TP53-induced glycolysis and apoptosis regulator (TIGAR) ameliorates lysosomal damage in the 1-methyl-4-phenyl-1, 2, 3, 6-tetrahydropyridine-mediated mouse model of Parkinson's disease.

The progressive loss of dopaminergic (DA) neurons in the substantia nigra pars compacta (SNpc) correlates with rupture of lysosome in Parkinson's disease (PD). It has been found that TP53-induced glycolysis and apoptosis regulator (TIGAR) has been attributed to the regulation of metabolic pathways and neuroprotective effect.
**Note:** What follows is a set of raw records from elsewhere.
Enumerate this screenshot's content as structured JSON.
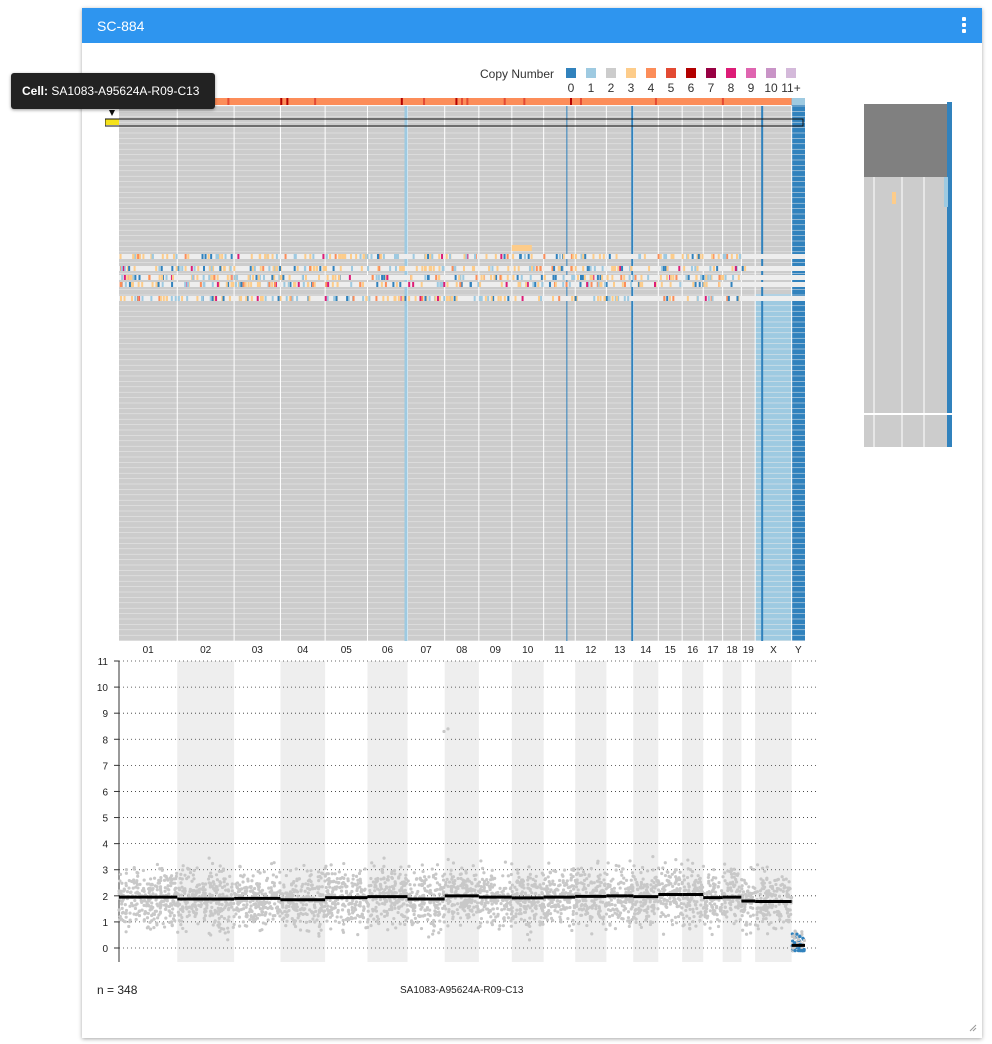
{
  "panel": {
    "title": "SC-884",
    "menu_icon": "more-vert-icon"
  },
  "tooltip": {
    "label": "Cell:",
    "value": "SA1083-A95624A-R09-C13"
  },
  "legend": {
    "title": "Copy Number",
    "items": [
      {
        "label": "0",
        "color": "#3182bd"
      },
      {
        "label": "1",
        "color": "#9ecae1"
      },
      {
        "label": "2",
        "color": "#cccccc"
      },
      {
        "label": "3",
        "color": "#fdcc8a"
      },
      {
        "label": "4",
        "color": "#fc8d59"
      },
      {
        "label": "5",
        "color": "#e34a33"
      },
      {
        "label": "6",
        "color": "#b30000"
      },
      {
        "label": "7",
        "color": "#980043"
      },
      {
        "label": "8",
        "color": "#dd1c77"
      },
      {
        "label": "9",
        "color": "#df65b0"
      },
      {
        "label": "10",
        "color": "#c994c7"
      },
      {
        "label": "11+",
        "color": "#d4b9da"
      }
    ]
  },
  "chart_data": [
    {
      "type": "heatmap",
      "title": "",
      "xlabel": "",
      "ylabel": "",
      "chromosomes": [
        "01",
        "02",
        "03",
        "04",
        "05",
        "06",
        "07",
        "08",
        "09",
        "10",
        "11",
        "12",
        "13",
        "14",
        "15",
        "16",
        "17",
        "18",
        "19",
        "X",
        "Y"
      ],
      "chromosome_lengths_mb": [
        249,
        243,
        198,
        191,
        181,
        171,
        159,
        146,
        141,
        136,
        135,
        133,
        115,
        107,
        102,
        90,
        83,
        80,
        59,
        156,
        57
      ],
      "cell_count": 348,
      "dominant_copy_number": 2,
      "selected_cell": "SA1083-A95624A-R09-C13",
      "consensus_top_bar": "4"
    },
    {
      "type": "scatter",
      "title": "",
      "xlabel": "",
      "ylabel": "",
      "cell": "SA1083-A95624A-R09-C13",
      "ylim": [
        0,
        11
      ],
      "yticks": [
        0,
        1,
        2,
        3,
        4,
        5,
        6,
        7,
        8,
        9,
        10,
        11
      ],
      "grid": "horizontal-dotted",
      "segments": [
        {
          "chr": "01",
          "value": 1.95
        },
        {
          "chr": "02",
          "value": 1.88
        },
        {
          "chr": "03",
          "value": 1.9
        },
        {
          "chr": "04",
          "value": 1.85
        },
        {
          "chr": "05",
          "value": 1.93
        },
        {
          "chr": "06",
          "value": 1.97
        },
        {
          "chr": "07",
          "value": 1.88
        },
        {
          "chr": "08",
          "value": 2.0
        },
        {
          "chr": "09",
          "value": 1.95
        },
        {
          "chr": "10",
          "value": 1.92
        },
        {
          "chr": "11",
          "value": 1.95
        },
        {
          "chr": "12",
          "value": 1.98
        },
        {
          "chr": "13",
          "value": 2.0
        },
        {
          "chr": "14",
          "value": 1.97
        },
        {
          "chr": "15",
          "value": 2.05
        },
        {
          "chr": "16",
          "value": 2.05
        },
        {
          "chr": "17",
          "value": 1.93
        },
        {
          "chr": "18",
          "value": 1.95
        },
        {
          "chr": "19",
          "value": 1.8
        },
        {
          "chr": "X",
          "value": 1.78
        },
        {
          "chr": "Y",
          "value": 0.1
        }
      ],
      "footer_count_text": "n = 348",
      "footer_cell_text": "SA1083-A95624A-R09-C13"
    }
  ]
}
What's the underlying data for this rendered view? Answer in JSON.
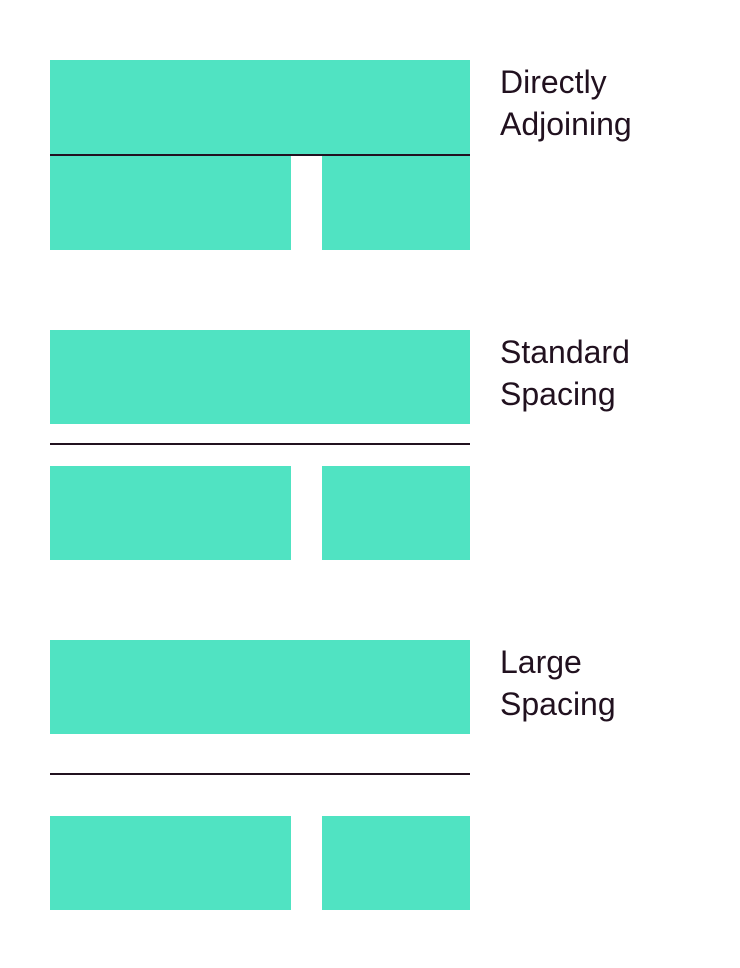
{
  "colors": {
    "block": "#50E3C2",
    "divider": "#21111f",
    "text": "#21111f"
  },
  "examples": [
    {
      "label_line1": "Directly",
      "label_line2": "Adjoining"
    },
    {
      "label_line1": "Standard",
      "label_line2": "Spacing"
    },
    {
      "label_line1": "Large",
      "label_line2": "Spacing"
    }
  ]
}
In the present study, we showed in a mouse model that 1-methyl-4-phenyl-1, 2, 3, 6-tetrahydropyridine (MPTP) caused lysosomal damage and DA neurons loss in the SNpc. MPTP only induced SP1-mediated TIGAR upregulation in the early stage of neurotoxin-induced pathology, and this compensatory mechanism was not enough to maintain normal lysosomal function. MPTP significantly decreased the levels of NADPH and GSH, and the effects were ameliorated by the expression of exogenous TIGAR but execerbated by knockdown of TIAGR. TIGAR or NADPH alleviated oxidative stress, rescued lysosomal dysfunction and attenuated DA neurons degeneration. Overexpression of TIGAR or NADPH supplement inhibited MPP+-mediated reactive oxygen species (ROS), lysosomal membrane permeabilization (LMP) and autophagic flux impairment in PC12 cells. Together, these findings suggest that TIGAR reduces MPTP-mediated oxidative stress, lysosomal depletion and DA neuron damage.